By the time Zionism came along, most European Jews were city dwellers; for various historical reasons, not many were farmers. The Jews were perceived by others – and perceived themselves, as luftmenschen, "air people," not rooted in the soil of the lands in which they lived, and thus alien and unnatural. Early on, Zionism adopted as one of its goals not just the return of the Jewish people to its land, but their return to a natural, organic connection to the soil, climate, flora and fauna of that land. In this way Zionism was part of the romantic nationalism that was "in the air" in Europe at that time. Indeed, the earliest editions of the pedagogical journal of the Jewish Teachers' Association in Palestine in the early 1900s contained translations of German articles on how to teach "homeland studies." Over the years, the emphasis on learning the geography and nature of the land grew less intense, but did not fade away. When our children were in high school we often spent spring Shabbat afternoons traipsing around our local mountainside with them, helping them prepare for their exams on wildflower identification – not a subject that had been part of the AP biology curriculum at my suburban Chicago high school.
There's something very attractive and comfortable in this fascination with the land, and with the feeling that connection to the landscape is not just political, but somehow spiritual (as long as we don't lose track of the danger of mixing the political with the spiritual, and of making the land into an idol), and that deep knowledge of the land should be an important part of Israeli identity (shared by both Jews and Arabs).

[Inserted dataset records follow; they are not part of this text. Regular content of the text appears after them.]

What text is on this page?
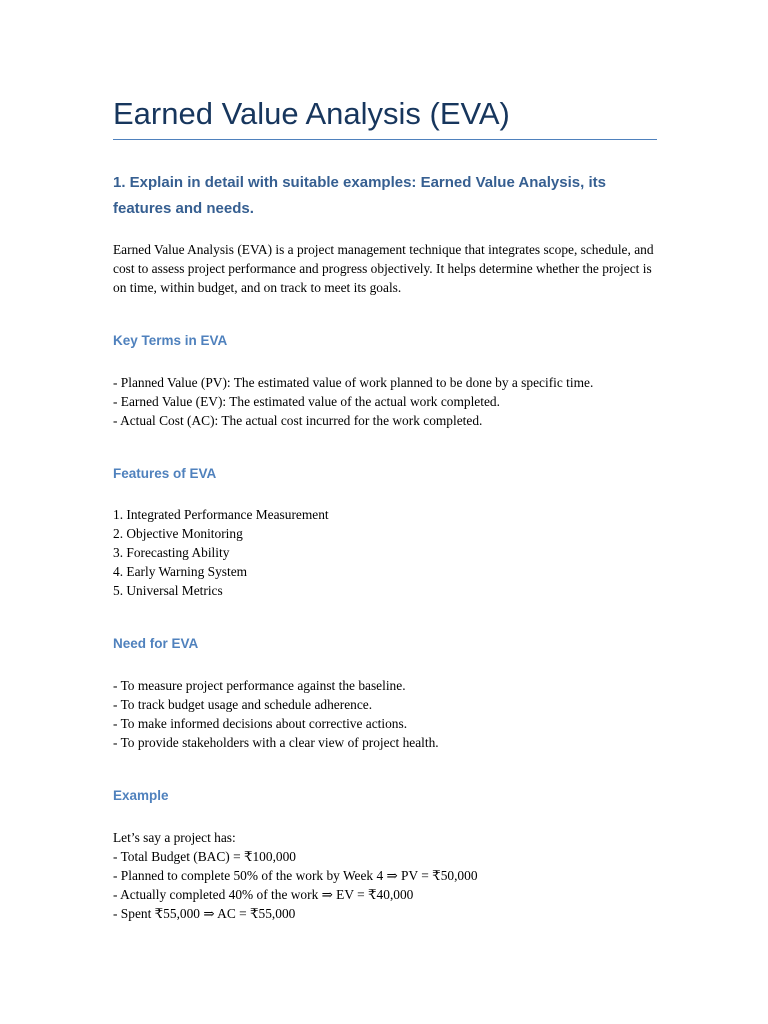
Earned Value Analysis (EVA)
1. Explain in detail with suitable examples: Earned Value Analysis, its features and needs.

Earned Value Analysis (EVA) is a project management technique that integrates scope, schedule, and cost to assess project performance and progress objectively. It helps determine whether the project is on time, within budget, and on track to meet its goals.

Key Terms in EVA
- Planned Value (PV): The estimated value of work planned to be done by a specific time.
- Earned Value (EV): The estimated value of the actual work completed.
- Actual Cost (AC): The actual cost incurred for the work completed.
Features of EVA
1. Integrated Performance Measurement
2. Objective Monitoring
3. Forecasting Ability
4. Early Warning System
5. Universal Metrics
Need for EVA
- To measure project performance against the baseline.
- To track budget usage and schedule adherence.
- To make informed decisions about corrective actions.
- To provide stakeholders with a clear view of project health.
Example
Let’s say a project has:
- Total Budget (BAC) = ₹100,000
- Planned to complete 50% of the work by Week 4 ⇒ PV = ₹50,000
- Actually completed 40% of the work ⇒ EV = ₹40,000
- Spent ₹55,000 ⇒ AC = ₹55,000
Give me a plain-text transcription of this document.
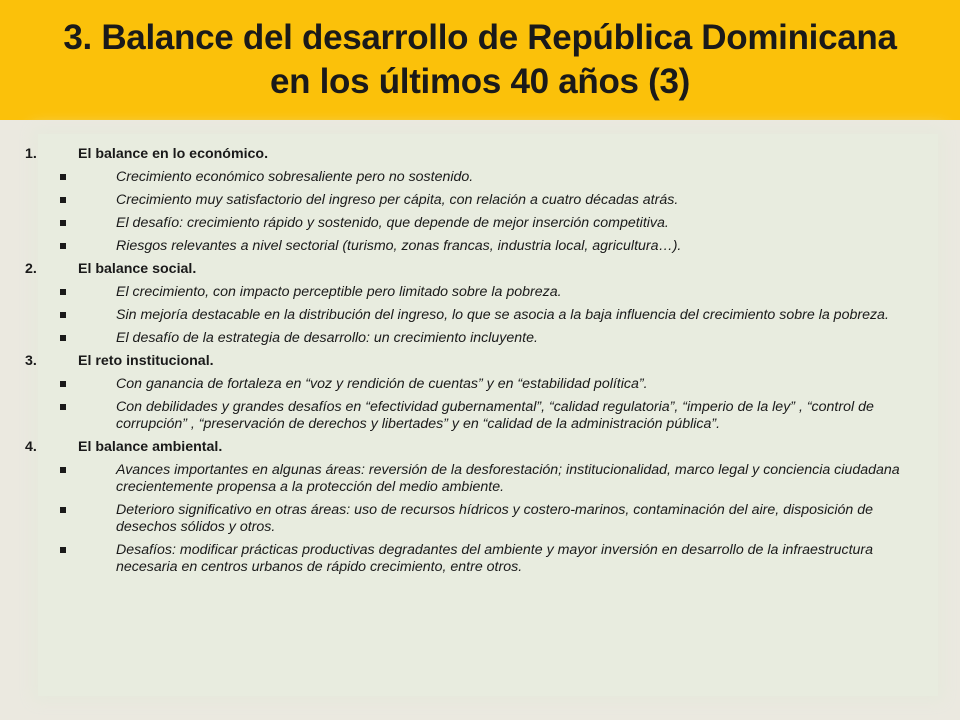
3. Balance del desarrollo de República Dominicana
en los últimos 40 años (3)
1.	El balance en lo económico.
Crecimiento económico sobresaliente pero no sostenido.
Crecimiento muy satisfactorio del ingreso per cápita, con relación a cuatro décadas atrás.
El desafío: crecimiento rápido y sostenido, que depende de mejor inserción competitiva.
Riesgos relevantes a nivel sectorial (turismo, zonas francas, industria local, agricultura…).
2.	El balance social.
El crecimiento, con impacto perceptible pero limitado sobre la pobreza.
Sin mejoría destacable en la distribución del ingreso, lo que se asocia a la baja influencia del crecimiento sobre la pobreza.
El desafío de la estrategia de desarrollo: un crecimiento incluyente.
3.	El reto institucional.
Con ganancia de fortaleza en “voz y rendición de cuentas” y en “estabilidad política”.
Con debilidades y grandes desafíos en “efectividad gubernamental”, “calidad regulatoria”, “imperio de la ley” , “control de corrupción” , “preservación de derechos y libertades” y en “calidad de la administración pública”.
4.	El balance ambiental.
Avances importantes en algunas áreas: reversión de la desforestación; institucionalidad, marco legal y conciencia ciudadana crecientemente propensa a la protección del medio ambiente.
Deterioro significativo en otras áreas: uso de recursos hídricos y costero-marinos, contaminación del aire, disposición de desechos sólidos y otros.
Desafíos: modificar prácticas productivas degradantes del ambiente y mayor inversión en desarrollo de la infraestructura necesaria en centros urbanos de rápido crecimiento, entre otros.
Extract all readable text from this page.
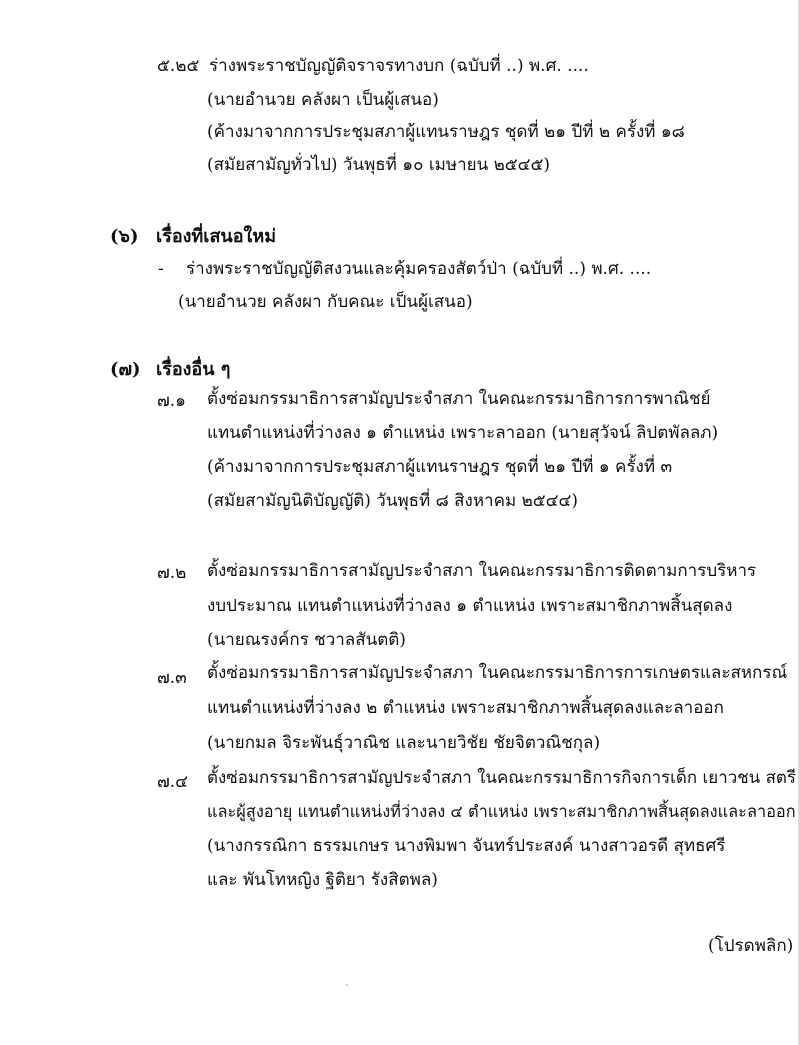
๕.๒๕ ร่างพระราชบัญญัติจราจรทางบก (ฉบับที่ ..) พ.ศ. ....
(นายอำนวย คลังผา เป็นผู้เสนอ)
(ค้างมาจากการประชุมสภาผู้แทนราษฎร ชุดที่ ๒๑ ปีที่ ๒ ครั้งที่ ๑๘
(สมัยสามัญทั่วไป) วันพุธที่ ๑๐ เมษายน ๒๕๔๕)
(๖) เรื่องที่เสนอใหม่
- ร่างพระราชบัญญัติสงวนและคุ้มครองสัตว์ป่า (ฉบับที่ ..) พ.ศ. ....
(นายอำนวย คลังผา กับคณะ เป็นผู้เสนอ)
(๗) เรื่องอื่น ๆ
๗.๑ ตั้งซ่อมกรรมาธิการสามัญประจำสภา ในคณะกรรมาธิการการพาณิชย์
แทนตำแหน่งที่ว่างลง ๑ ตำแหน่ง เพราะลาออก (นายสุวัจน์ ลิปตพัลลภ)
(ค้างมาจากการประชุมสภาผู้แทนราษฎร ชุดที่ ๒๑ ปีที่ ๑ ครั้งที่ ๓
(สมัยสามัญนิติบัญญัติ) วันพุธที่ ๘ สิงหาคม ๒๕๔๔)
๗.๒ ตั้งซ่อมกรรมาธิการสามัญประจำสภา ในคณะกรรมาธิการติดตามการบริหาร
งบประมาณ แทนตำแหน่งที่ว่างลง ๑ ตำแหน่ง เพราะสมาชิกภาพสิ้นสุดลง
(นายณรงค์กร ชวาลสันตติ)
๗.๓ ตั้งซ่อมกรรมาธิการสามัญประจำสภา ในคณะกรรมาธิการการเกษตรและสหกรณ์
แทนตำแหน่งที่ว่างลง ๒ ตำแหน่ง เพราะสมาชิกภาพสิ้นสุดลงและลาออก
(นายกมล จิระพันธุ์วาณิช และนายวิชัย ชัยจิตวณิชกุล)
๗.๔ ตั้งซ่อมกรรมาธิการสามัญประจำสภา ในคณะกรรมาธิการกิจการเด็ก เยาวชน สตรี
และผู้สูงอายุ แทนตำแหน่งที่ว่างลง ๔ ตำแหน่ง เพราะสมาชิกภาพสิ้นสุดลงและลาออก
(นางกรรณิกา ธรรมเกษร นางพิมพา จันทร์ประสงค์ นางสาวอรดี สุทธศรี
และ พันโทหญิง ฐิติยา รังสิตพล)
(โปรดพลิก)
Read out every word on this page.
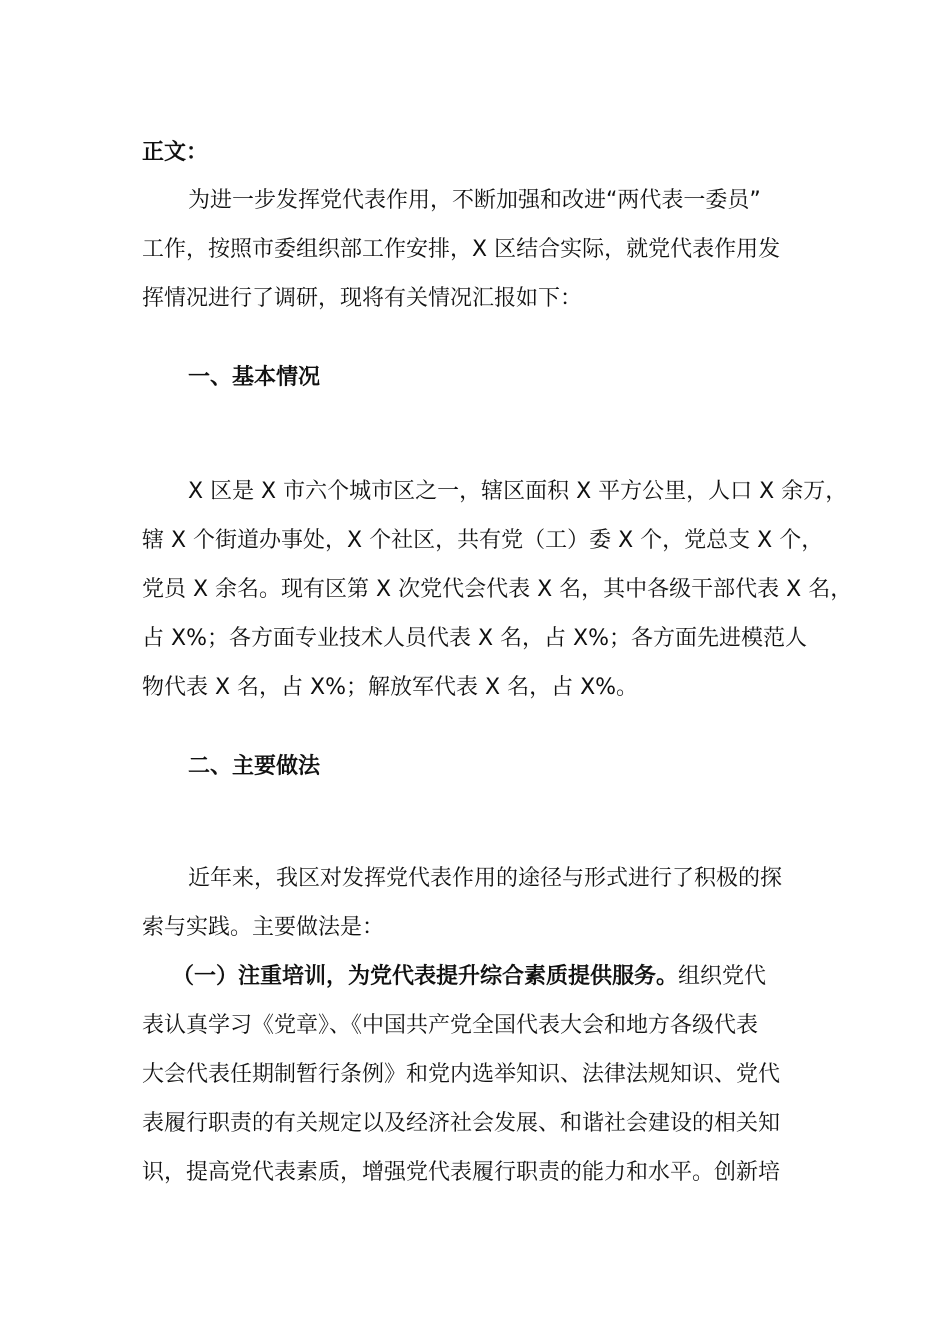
正文：

为进一步发挥党代表作用，不断加强和改进“两代表一委员”

工作，按照市委组织部工作安排，X 区结合实际，就党代表作用发

挥情况进行了调研，现将有关情况汇报如下：

一、基本情况

X 区是 X 市六个城市区之一，辖区面积 X 平方公里，人口 X 余万，

辖 X 个街道办事处，X 个社区，共有党（工）委 X 个，党总支 X 个，

党员 X 余名。现有区第 X 次党代会代表 X 名，其中各级干部代表 X 名，

占 X%；各方面专业技术人员代表 X 名，占 X%；各方面先进模范人

物代表 X 名，占 X%；解放军代表 X 名，占 X%。

二、主要做法

近年来，我区对发挥党代表作用的途径与形式进行了积极的探

索与实践。主要做法是：

（一）注重培训，为党代表提升综合素质提供服务。组织党代

表认真学习《党章》、《中国共产党全国代表大会和地方各级代表

大会代表任期制暂行条例》和党内选举知识、法律法规知识、党代

表履行职责的有关规定以及经济社会发展、和谐社会建设的相关知

识，提高党代表素质，增强党代表履行职责的能力和水平。创新培
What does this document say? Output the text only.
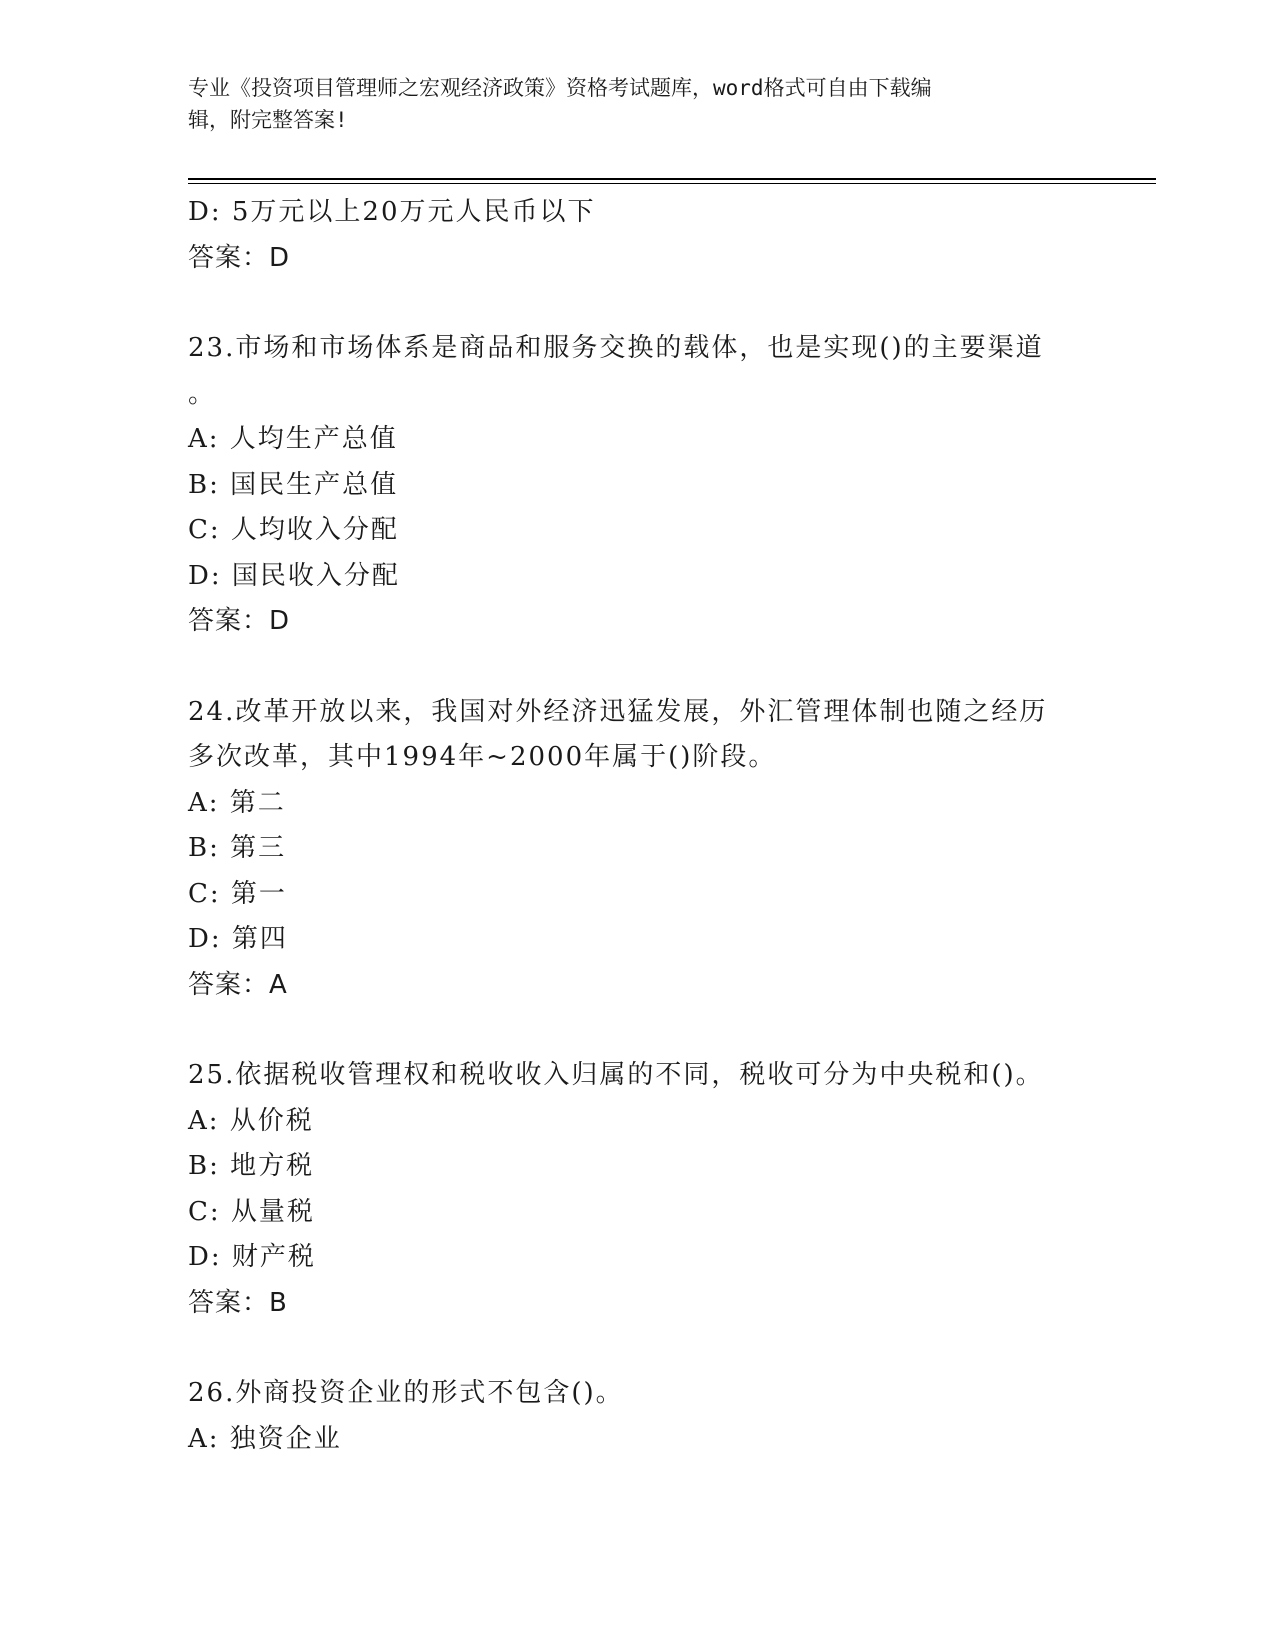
专业《投资项目管理师之宏观经济政策》资格考试题库，word格式可自由下载编
辑，附完整答案!
D: 5万元以上20万元人民币以下
答案：D
23.市场和市场体系是商品和服务交换的载体，也是实现()的主要渠道
。
A: 人均生产总值
B: 国民生产总值
C: 人均收入分配
D: 国民收入分配
答案：D
24.改革开放以来，我国对外经济迅猛发展，外汇管理体制也随之经历
多次改革，其中1994年~2000年属于()阶段。
A: 第二
B: 第三
C: 第一
D: 第四
答案：A
25.依据税收管理权和税收收入归属的不同，税收可分为中央税和()。
A: 从价税
B: 地方税
C: 从量税
D: 财产税
答案：B
26.外商投资企业的形式不包含()。
A: 独资企业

I have to admit that I feel a certain failure as a Zionist, in my continued inability to distinguish among the three bright red wildflowers that carpet the fields in winter. Any Israeli third grader can identify kalaniyot (anemone), nuriot (ranunculus), and pereg (poppy), which bloom in overlapping succession in late winter. All are the same shade of red, the same size, and grow in the same surroundings. Their leaves, petals, and other structural details are definitely different, but though many tour guides have explained the differences to me on hikes over the years, this remains a bit of Israeli identity that, I guess, will forever define me as a new immigrant. But I love them all the same.